Chemische affinitätsbasierte Isolierung extrazellulärer Vesikel aus Bioflüssigkeiten für die Proteomik- und Phosphoproteomik-Analyse

Published: October 27, 2023
doi:
10.3791/65844
, , ,
1Department of Biochemistry,Purdue University, 2Tymora Analytical Operations, 3Department of Chemistry,Purdue University, 4Purdue Institute for Cancer Research,Purdue University

Summary

Das vorliegende Protokoll enthält detaillierte Beschreibungen für die effiziente Isolierung von extrazellulären Vesikeln im Urin unter Verwendung funktionalisierter magnetischer Beads. Darüber hinaus umfasst es nachfolgende Analysen, einschließlich Western Blotting, Proteomik und Phosphoproteomik.

Abstract

Extrazelluläre Vesikel (EVs) aus Bioflüssigkeiten haben in jüngster Zeit im Bereich der Flüssigbiopsie große Aufmerksamkeit erlangt. Sie werden von fast allen Zelltypen freigesetzt, liefern eine Echtzeit-Momentaufnahme der Wirtszellen und enthalten eine Fülle molekularer Informationen, darunter Proteine, insbesondere solche mit posttranslationalen Modifikationen (PTMs) wie Phosphorylierung, als Hauptakteur der zellulären Funktionen und des Ausbruchs und Fortschreitens von Krankheiten. Die Isolierung von Elektrofahrzeugen aus Bioflüssigkeiten ist jedoch aufgrund der geringen Ausbeuten und Verunreinigungen der derzeitigen Isolationsmethoden für Elektrofahrzeuge nach wie vor eine Herausforderung, was die nachgelagerte Analyse von EV-Fracht, wie z. B. EV-Phosphoproteinen, erschwert. Hier beschreiben wir eine schnelle und effektive EV-Isolierungsmethode, die auf funktionalisierten magnetischen Beads für die EV-Isolierung aus Bioflüssigkeiten wie menschlichem Urin und der nachgeschalteten Proteomik- und Phosphoproteomik-Analyse nach der EV-Isolierung basiert. Das Protokoll ermöglichte eine hohe Rückgewinnungsausbeute von EVs im Urin und empfindliche Profile des EV-Proteoms und Phosphoproteoms. Darüber hinaus werden hier auch auf die Vielseitigkeit dieses Protokolls und relevante technische Überlegungen eingegangen.

Introduction

Extrazelluläre Vesikel (EVs) sind membranverkapselte Nanopartikel, die von allen Arten von Zellen abgesondert werden und in Bioflüssigkeiten wie Blut, Urin, Speichel usw. vorhanden sind.1,2,3,4. EVs tragen eine Ladung verschiedener bioaktiver Moleküle, die den physiologischen und pathologischen Zustand ihrer Wirtszellen widerspiegeln und daher als entscheidende Faktoren für das Fortschreiten der Krankheit fungieren 4,5,6. Darüber hinaus haben umfangreiche Studien gezeigt, dass EV-basierte Krankheitsmarker vor dem Auftreten von Symptomen oder der physiologischen Erkennung von Tumoren identifiziert werden können 5,6,7.

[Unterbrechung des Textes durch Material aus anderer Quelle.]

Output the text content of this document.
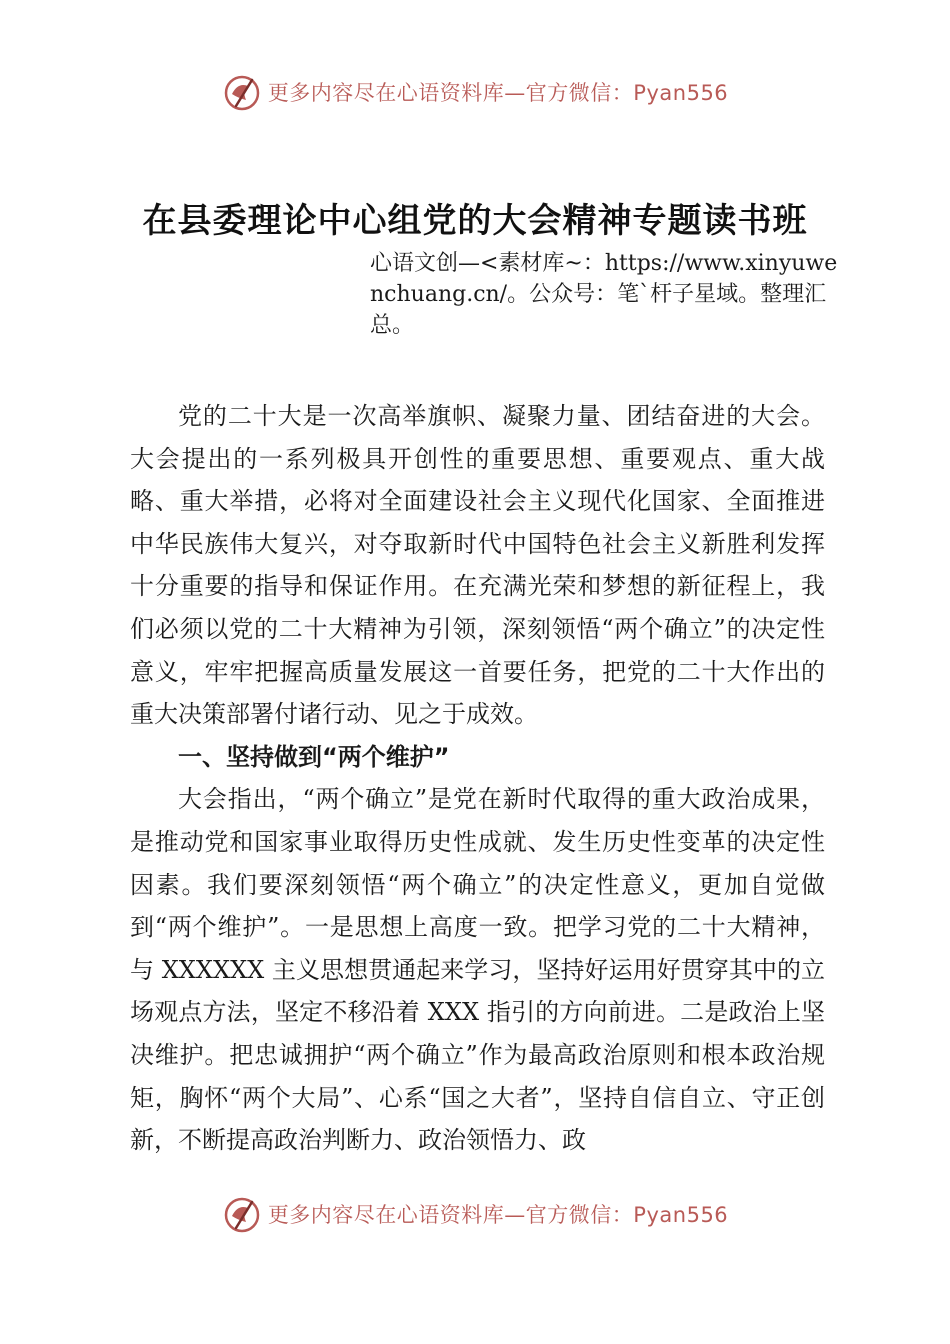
更多内容尽在心语资料库—官方微信：Pyan556
在县委理论中心组党的大会精神专题读书班
心语文创—<素材库~：https://www.xinyuwenchuang.cn/。公众号：笔`杆子星域。整理汇总。

党的二十大是一次高举旗帜、凝聚力量、团结奋进的大会。大会提出的一系列极具开创性的重要思想、重要观点、重大战略、重大举措，必将对全面建设社会主义现代化国家、全面推进中华民族伟大复兴，对夺取新时代中国特色社会主义新胜利发挥十分重要的指导和保证作用。在充满光荣和梦想的新征程上，我们必须以党的二十大精神为引领，深刻领悟“两个确立”的决定性意义，牢牢把握高质量发展这一首要任务，把党的二十大作出的重大决策部署付诸行动、见之于成效。

一、坚持做到“两个维护”

大会指出，“两个确立”是党在新时代取得的重大政治成果，是推动党和国家事业取得历史性成就、发生历史性变革的决定性因素。我们要深刻领悟“两个确立”的决定性意义，更加自觉做到“两个维护”。一是思想上高度一致。把学习党的二十大精神，与 XXXXXX 主义思想贯通起来学习，坚持好运用好贯穿其中的立场观点方法，坚定不移沿着 XXX 指引的方向前进。二是政治上坚决维护。把忠诚拥护“两个确立”作为最高政治原则和根本政治规矩，胸怀“两个大局”、心系“国之大者”，坚持自信自立、守正创新，不断提高政治判断力、政治领悟力、政

更多内容尽在心语资料库—官方微信：Pyan556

Die Phosphorylierung ist ein Schlüsselmechanismus für die zelluläre Signalübertragung und Regulation. Daher stellen Phosphoproteine eine wertvolle Quelle für die Entdeckung von Biomarkern dar, da aberrante Phosphorylierungsereignisse mit dysregulierten zellulären Signalwegen und der Entwicklung metastasierender Krankheiten wie Krebs verbunden sind 8,9,10. Obwohl die Profilierung der Phosphorylierungsdynamik die Identifizierung krankheitsspezifischer Phosphoproteinsignaturen als potenzielle Biomarker ermöglicht, stellen die geringe Häufigkeit und die dynamische Natur von Phosphoproteinen große Herausforderungen bei der Entwicklung von Phosphoproteinen als Biomarker dar11,12. Bemerkenswert ist, dass die in EVs eingekapselten Phosphoproteine mit geringer Häufigkeit vor externer enzymatischer Verdauung in der extrazellulären Umgebung geschützt sind8. Folglich bieten EVs und EV-abgeleitete Phosphoproteine eine ideale Quelle für die Entdeckung von Biomarkern in der Früherkennung von Krebs und anderen Krankheiten.

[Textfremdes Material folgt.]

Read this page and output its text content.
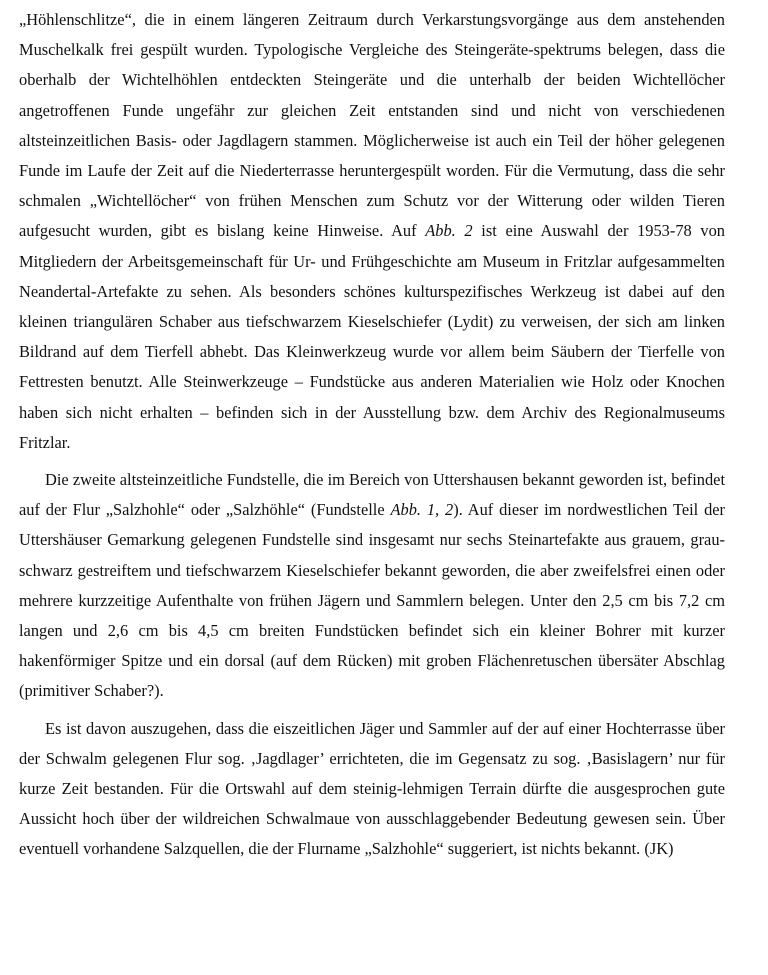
„Höhlenschlitze“, die in einem längeren Zeitraum durch Verkarstungsvorgänge aus dem anstehenden Muschelkalk frei gespült wurden. Typologische Vergleiche des Steingeräte-spektrums belegen, dass die oberhalb der Wichtelhöhlen entdeckten Steingeräte und die unterhalb der beiden Wichtellöcher angetroffenen Funde ungefähr zur gleichen Zeit entstanden sind und nicht von verschiedenen altsteinzeitlichen Basis- oder Jagdlagern stammen. Möglicherweise ist auch ein Teil der höher gelegenen Funde im Laufe der Zeit auf die Niederterrasse heruntergespült worden. Für die Vermutung, dass die sehr schmalen „Wichtellöcher“ von frühen Menschen zum Schutz vor der Witterung oder wilden Tieren aufgesucht wurden, gibt es bislang keine Hinweise. Auf Abb. 2 ist eine Auswahl der 1953-78 von Mitgliedern der Arbeitsgemeinschaft für Ur- und Frühgeschichte am Museum in Fritzlar aufgesammelten Neandertal-Artefakte zu sehen. Als besonders schönes kulturspezifisches Werkzeug ist dabei auf den kleinen triangulären Schaber aus tiefschwarzem Kieselschiefer (Lydit) zu verweisen, der sich am linken Bildrand auf dem Tierfell abhebt. Das Kleinwerkzeug wurde vor allem beim Säubern der Tierfelle von Fettresten benutzt. Alle Steinwerkzeuge – Fundstücke aus anderen Materialien wie Holz oder Knochen haben sich nicht erhalten – befinden sich in der Ausstellung bzw. dem Archiv des Regionalmuseums Fritzlar.

Die zweite altsteinzeitliche Fundstelle, die im Bereich von Uttershausen bekannt geworden ist, befindet auf der Flur „Salzhohle“ oder „Salzhöhle“ (Fundstelle Abb. 1, 2). Auf dieser im nordwestlichen Teil der Uttershäuser Gemarkung gelegenen Fundstelle sind insgesamt nur sechs Steinartefakte aus grauem, grau-schwarz gestreiftem und tiefschwarzem Kieselschiefer bekannt geworden, die aber zweifelsfrei einen oder mehrere kurzzeitige Aufenthalte von frühen Jägern und Sammlern belegen. Unter den 2,5 cm bis 7,2 cm langen und 2,6 cm bis 4,5 cm breiten Fundstücken befindet sich ein kleiner Bohrer mit kurzer hakenförmiger Spitze und ein dorsal (auf dem Rücken) mit groben Flächenretuschen übersäter Abschlag (primitiver Schaber?).

Es ist davon auszugehen, dass die eiszeitlichen Jäger und Sammler auf der auf einer Hochterrasse über der Schwalm gelegenen Flur sog. ‚Jagdlager’ errichteten, die im Gegensatz zu sog. ‚Basislagern’ nur für kurze Zeit bestanden. Für die Ortswahl auf dem steinig-lehmigen Terrain dürfte die ausgesprochen gute Aussicht hoch über der wildreichen Schwalmaue von ausschlaggebender Bedeutung gewesen sein. Über eventuell vorhandene Salzquellen, die der Flurname „Salzhohle“ suggeriert, ist nichts bekannt. (JK)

Obwohl die Analyse der Proteinphosphorylierung in EVs eine wertvolle Ressource für das Verständnis von Krebssignalen und die Diagnose von Krankheiten im Frühstadium darstellt, stellt der Mangel an effizienten Methoden zur Isolierung von EVs ein großes Hindernis dar. Die Isolierung von Elektrofahrzeugen wird in der Regel durch differentielle Ultrazentrifugation (DUC)13 erreicht. Diese Methode ist jedoch zeitaufwändig und aufgrund des geringen Durchsatzes und der schlechten Reproduzierbarkeit nicht für klinische Implikationen geeignet13,14. Alternative EV-Isolierungsansätze, wie z. B. die polymerinduzierte Fällung15, sind durch eine geringe Spezifität aufgrund der Co-Präzipitation von Nicht-EV-Proteinen begrenzt. Affinitätsbasierte Ansätze, einschließlich Antikörper-basierter Affinitätserfassung16 und Affinitätsfiltration17, bieten eine verbesserte Spezifität, sind aber aufgrund des geringen Volumens auf eine relativ niedrige Wiederfindungsrate beschränkt.

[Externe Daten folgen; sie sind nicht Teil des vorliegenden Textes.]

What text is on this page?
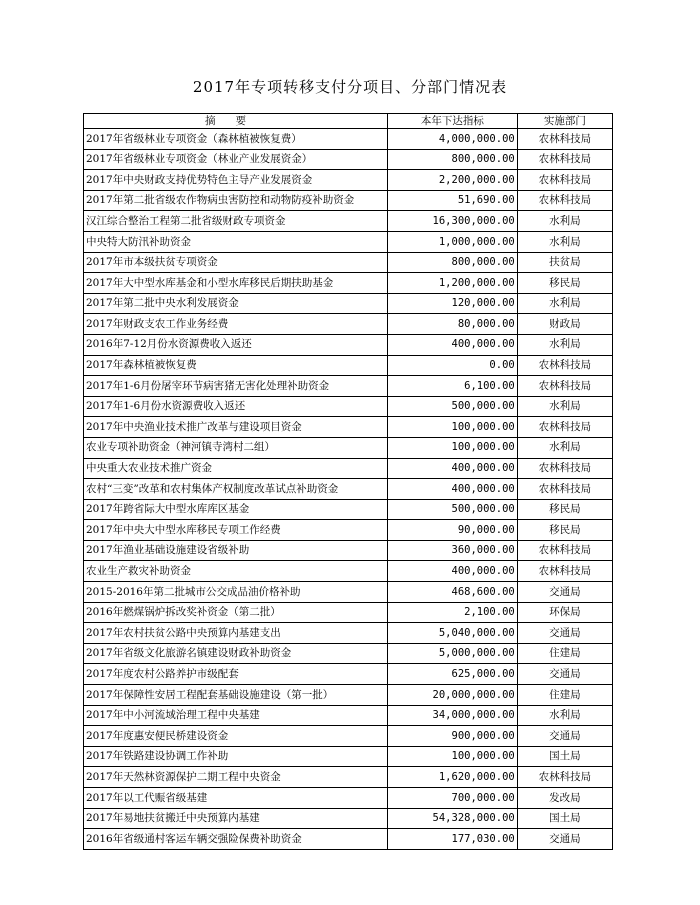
2017年专项转移支付分项目、分部门情况表
摘要	本年下达指标	实施部门
2017年省级林业专项资金（森林植被恢复费）	4,000,000.00	农林科技局
2017年省级林业专项资金（林业产业发展资金）	800,000.00	农林科技局
2017年中央财政支持优势特色主导产业发展资金	2,200,000.00	农林科技局
2017年第二批省级农作物病虫害防控和动物防疫补助资金	51,690.00	农林科技局
汉江综合整治工程第二批省级财政专项资金	16,300,000.00	水利局
中央特大防汛补助资金	1,000,000.00	水利局
2017年市本级扶贫专项资金	800,000.00	扶贫局
2017年大中型水库基金和小型水库移民后期扶助基金	1,200,000.00	移民局
2017年第二批中央水利发展资金	120,000.00	水利局
2017年财政支农工作业务经费	80,000.00	财政局
2016年7-12月份水资源费收入返还	400,000.00	水利局
2017年森林植被恢复费	0.00	农林科技局
2017年1-6月份屠宰环节病害猪无害化处理补助资金	6,100.00	农林科技局
2017年1-6月份水资源费收入返还	500,000.00	水利局
2017年中央渔业技术推广改革与建设项目资金	100,000.00	农林科技局
农业专项补助资金（神河镇寺湾村二组）	100,000.00	水利局
中央重大农业技术推广资金	400,000.00	农林科技局
农村“三变”改革和农村集体产权制度改革试点补助资金	400,000.00	农林科技局
2017年跨省际大中型水库库区基金	500,000.00	移民局
2017年中央大中型水库移民专项工作经费	90,000.00	移民局
2017年渔业基础设施建设省级补助	360,000.00	农林科技局
农业生产救灾补助资金	400,000.00	农林科技局
2015-2016年第二批城市公交成品油价格补助	468,600.00	交通局
2016年燃煤锅炉拆改奖补资金（第二批）	2,100.00	环保局
2017年农村扶贫公路中央预算内基建支出	5,040,000.00	交通局
2017年省级文化旅游名镇建设财政补助资金	5,000,000.00	住建局
2017年度农村公路养护市级配套	625,000.00	交通局
2017年保障性安居工程配套基础设施建设（第一批）	20,000,000.00	住建局
2017年中小河流域治理工程中央基建	34,000,000.00	水利局
2017年度惠安便民桥建设资金	900,000.00	交通局
2017年铁路建设协调工作补助	100,000.00	国土局
2017年天然林资源保护二期工程中央资金	1,620,000.00	农林科技局
2017年以工代赈省级基建	700,000.00	发改局
2017年易地扶贫搬迁中央预算内基建	54,328,000.00	国土局
2016年省级通村客运车辆交强险保费补助资金	177,030.00	交通局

Um die Probleme bei der Erforschung der Phosphoproteindynamik in EVs anzugehen, hat unsere Gruppe extrazelluläre Vesikel-Total-Recovery- und Reinigungstechniken (EVtrap) entwickelt, die auf chemischer Affinität basieren, um EVs auf funktionalisierten magnetischen Kügelchen einzufangen18. Frühere Ergebnisse haben gezeigt, dass diese auf magnetischen Kügelchen basierende EV-Isolationsmethode bei der Isolierung von EVs aus einer Vielzahl von Bioflüssigkeitsproben sehr effektiv ist und im Vergleich zu DUC und anderen bestehenden Isolationsmethoden in der Lage ist, eine viel höhere EV-Ausbeute bei gleichzeitiger Minimierung der Kontamination zu erzielen18,19. Wir haben EVtrap und eine von unserer Gruppe20 entwickelte Methode zur Anreicherung von Phosphopeptiden auf Titanbasis erfolgreich eingesetzt, um das Phosphoproteom von EVs aus verschiedenen Bioflüssigkeiten zu profilieren und potenzielle Phosphoprotein-Biomarker für verschiedene Krankheiten zu erkennen 19,21,22.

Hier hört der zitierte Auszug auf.